Le général répondit :
– MM. de Pontlevé et de Vassignies sont les chefs apparents du carlisme, commissionnés par Charles X ; mais un maudit intrigant, qu’on nomme le docteur Du Poirier (on l’appelle docteur parce qu’il est médecin) est, dans le fait, le chef véritable. Officiellement, il n’est que secrétaire du comité carliste. Le jésuite Rey, grand vicaire, mène toutes les femmes de la ville, depuis la plus grande dame jusqu’à la plus petite marchande ; cela est réglé comme un papier de musique. Voyez si au dîner que le préfet vous donnera il y a un seul convive hors des administrateurs salariés. Demandez si une seule des personnes attachées au gouvernement et allant chez le préfet est admise chez mesdames de Chasteller et d’Hocquincourt ou de Commercy ?
– Quelles sont ces dames ?
– C’est de la noblesse très riche et très fière. Madame d’Hocquincourt est la plus jolie femme de la ville et mène grand train. Madame de Chasteller est peut-être plus jolie encore que madame d’Hocquincourt, mais c’est une folle, une sorte de madame de Staël, qui pérore toujours pour Charles X, comme celle de Genève contre Napoléon. Je commandais à Genève, et cette folle nous gênait beaucoup.
– Et madame de Chasteller ? dit le comte N… avec intérêt.
– Cela est tout jeune et cependant elle est veuve d’un maréchal de camp attaché à la cour de Charles X. Madame de Chasteller prêche dans son salon ; toute la jeunesse de la ville est folle d’elle ; l’autre jour, un jeune homme bien pensant fait une perte énorme au jeu, madame de Chasteller a osé aller chez lui. N’est-ce pas, capitaine ?

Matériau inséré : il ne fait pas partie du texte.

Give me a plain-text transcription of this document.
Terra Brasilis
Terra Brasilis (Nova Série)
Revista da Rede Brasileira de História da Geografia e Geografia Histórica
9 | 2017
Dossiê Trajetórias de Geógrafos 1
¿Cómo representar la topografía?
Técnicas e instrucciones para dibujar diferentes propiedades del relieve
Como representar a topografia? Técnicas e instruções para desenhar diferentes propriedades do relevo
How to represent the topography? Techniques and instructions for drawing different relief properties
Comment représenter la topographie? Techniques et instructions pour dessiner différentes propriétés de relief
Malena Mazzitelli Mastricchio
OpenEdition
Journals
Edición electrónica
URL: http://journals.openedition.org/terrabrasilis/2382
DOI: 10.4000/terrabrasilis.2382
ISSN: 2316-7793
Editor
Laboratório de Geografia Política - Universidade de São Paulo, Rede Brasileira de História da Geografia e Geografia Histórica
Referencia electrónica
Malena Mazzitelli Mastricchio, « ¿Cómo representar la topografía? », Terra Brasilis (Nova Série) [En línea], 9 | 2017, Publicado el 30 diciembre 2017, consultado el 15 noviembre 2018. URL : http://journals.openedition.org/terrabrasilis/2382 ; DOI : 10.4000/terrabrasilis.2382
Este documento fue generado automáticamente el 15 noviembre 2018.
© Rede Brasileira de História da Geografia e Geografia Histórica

– Parfaitement, général ; je me trouvais, par hasard, dans l’allée de la maison du jeune homme. Madame de Chasteller lui a remis trois mille francs en or et un souvenir garni de diamants, à elle donné par la duchesse d’Angoulême, et que le jeune homme est allé mettre en gage à Strasbourg. J’ai sur moi la lettre du commissionnaire de Strasbourg.
– Assez de ce détail, dit le comte au capitaine qui déjà étalait un gros portefeuille.

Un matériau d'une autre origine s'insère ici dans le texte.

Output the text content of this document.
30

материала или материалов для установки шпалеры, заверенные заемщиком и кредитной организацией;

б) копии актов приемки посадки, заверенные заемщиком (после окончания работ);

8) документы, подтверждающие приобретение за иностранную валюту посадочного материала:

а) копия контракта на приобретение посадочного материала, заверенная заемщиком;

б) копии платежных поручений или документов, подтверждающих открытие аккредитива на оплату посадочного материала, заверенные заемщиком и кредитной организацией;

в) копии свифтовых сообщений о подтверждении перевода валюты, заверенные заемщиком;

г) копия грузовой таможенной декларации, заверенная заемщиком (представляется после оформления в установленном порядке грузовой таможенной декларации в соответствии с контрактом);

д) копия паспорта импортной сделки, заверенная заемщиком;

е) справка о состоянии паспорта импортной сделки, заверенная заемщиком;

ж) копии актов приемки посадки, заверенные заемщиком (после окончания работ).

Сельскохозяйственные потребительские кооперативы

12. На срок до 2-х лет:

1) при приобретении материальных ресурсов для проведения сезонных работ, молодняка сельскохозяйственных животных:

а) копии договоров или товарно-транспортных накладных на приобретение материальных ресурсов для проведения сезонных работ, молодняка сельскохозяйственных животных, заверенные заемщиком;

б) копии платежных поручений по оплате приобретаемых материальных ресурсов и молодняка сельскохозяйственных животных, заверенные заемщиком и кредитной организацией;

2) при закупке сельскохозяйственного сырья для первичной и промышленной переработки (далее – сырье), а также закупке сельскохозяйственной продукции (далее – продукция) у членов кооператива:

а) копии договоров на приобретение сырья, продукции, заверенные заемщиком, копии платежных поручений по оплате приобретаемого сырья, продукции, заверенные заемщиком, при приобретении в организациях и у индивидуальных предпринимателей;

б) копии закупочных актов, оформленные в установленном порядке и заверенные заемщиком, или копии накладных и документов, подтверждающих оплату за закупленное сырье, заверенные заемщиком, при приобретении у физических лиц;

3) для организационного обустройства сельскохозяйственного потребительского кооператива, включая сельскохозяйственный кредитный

– Il y a aussi, reprit le général Thé-rance, les maisons de Puylaurens, de Serpierre et de Marcilly, où monseigneur l’évêque est reçu comme un général en chef, et du diable si jamais un seul d’entre nous y met le nez. Savez-vous où M. le préfet passe ses soirées ? Chez une épicière, madame Berchu, et le salon est dans l’arrière-boutique. Voilà ce qu’il n’écrit pas au ministre. Moi, j’ai plus de dignité, je ne parais nulle part et vais me coucher à huit heures.
– Que font vos officiers le soir ?
– Le café et les demoiselles, pas la moindre bourgeoise ; nous vivons ici comme des réprouvés. Ces diables de maris bourgeois font la police les uns pour les autres, et cela sous prétexte de libéralisme ; il n’y a d’heureux que les artilleurs et les officiers du génie.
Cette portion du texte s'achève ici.